門司署の三階から街道を見れば、あまたの信徒が大道に列を作って自分らを見上げていた。自分は空前絶後の大業を企てたが、不幸にして中途で帰国するに至ったのも、神界の経綸として止む無きことではあるが、妻子兄弟、役員信者の胸のうちはいかばかりであろう、と思わず万感が胸に満ちた。
続いて下関所に送られ、しばらく休憩の後に自動車で駅に送られた。警察の門口には直霊が待っていた。汽車で大阪に向かい、途中大竹、上郡警察署の拘留所にそれぞれ一泊した。
相生橋署を経て大阪駅に下車すると、見物人が蟻の山のごとく、新聞社の取材班がレンズを向けて待ち構える中を、曽根崎署、続いて天満署の拘留所へ、そして同署の裏門から徒歩で若松支所に向かった。

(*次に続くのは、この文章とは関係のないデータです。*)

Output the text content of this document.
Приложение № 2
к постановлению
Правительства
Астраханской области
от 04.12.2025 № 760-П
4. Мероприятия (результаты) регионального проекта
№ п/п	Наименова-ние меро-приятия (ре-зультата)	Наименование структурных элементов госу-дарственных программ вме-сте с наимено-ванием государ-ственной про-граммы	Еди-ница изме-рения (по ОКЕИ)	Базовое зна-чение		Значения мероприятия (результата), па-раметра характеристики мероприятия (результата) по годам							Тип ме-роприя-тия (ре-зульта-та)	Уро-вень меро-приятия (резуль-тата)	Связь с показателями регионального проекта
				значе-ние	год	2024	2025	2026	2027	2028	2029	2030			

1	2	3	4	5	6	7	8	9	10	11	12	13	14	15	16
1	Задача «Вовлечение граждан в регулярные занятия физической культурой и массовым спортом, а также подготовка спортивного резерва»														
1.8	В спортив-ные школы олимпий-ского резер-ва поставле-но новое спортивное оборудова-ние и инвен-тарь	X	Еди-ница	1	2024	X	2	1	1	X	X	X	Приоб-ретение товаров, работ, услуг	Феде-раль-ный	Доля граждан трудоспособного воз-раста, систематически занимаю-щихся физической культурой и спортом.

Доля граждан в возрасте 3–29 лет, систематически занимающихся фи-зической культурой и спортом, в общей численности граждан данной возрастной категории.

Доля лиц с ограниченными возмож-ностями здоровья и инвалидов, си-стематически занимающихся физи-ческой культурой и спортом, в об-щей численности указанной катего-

支所内で書籍の差し入れを受けて、大本役員が債権問題について青くなっていることや、債権者が厳しい催促を始めたことがわかって、歯がゆい思いをしていた。結局九十八日間、入獄することになったが、その間に精神の修養をなし、日出雄の蒙古入りについての記事を読んだりして、あっという間に日々をすごしてしまった。
旧七月十五日の夜、女神が自分に朝日タバコを渡して、莞爾として姿を消したもうた。これは、朝日を渡されたので、やがて岩戸が開くだろうが、一服して時を待て、という意味であると知った。これにより、長期の入獄を覚悟した。
また、新暦十月の中ごろ、母と一緒に本宮山のような丘陵を歩いていると、大本信者が一人、一生懸命に雑木を伐り、土をひきならして道を開いていた。これは保釈を許される前兆であろうと知った。
その次は、自分が非常に高いとがった山の上に登ったが、下り道がどこにもない。すると白馬が二頭現れて、鎖をかけてくれたと見るや、ものすごい勢いで帰ってしまった。自分のために活路を開くべく奮闘している信者のあることを感じたのである。
ある日真澄別が面会に来て、霊眼で「十一」を見せてもらったという。果たして、日出雄の保釈が決定したのが旧暦十月一日であり、若松支所を出たのが新暦十一月一日の午前十一時十一分であった。
聖地では秋季大祭があり、分所支部長会議では財政整理問題について激論が始まっていた。そこへ、保釈の報が届いたので、一同神言を奏上し、大阪へ迎えに来たのであった。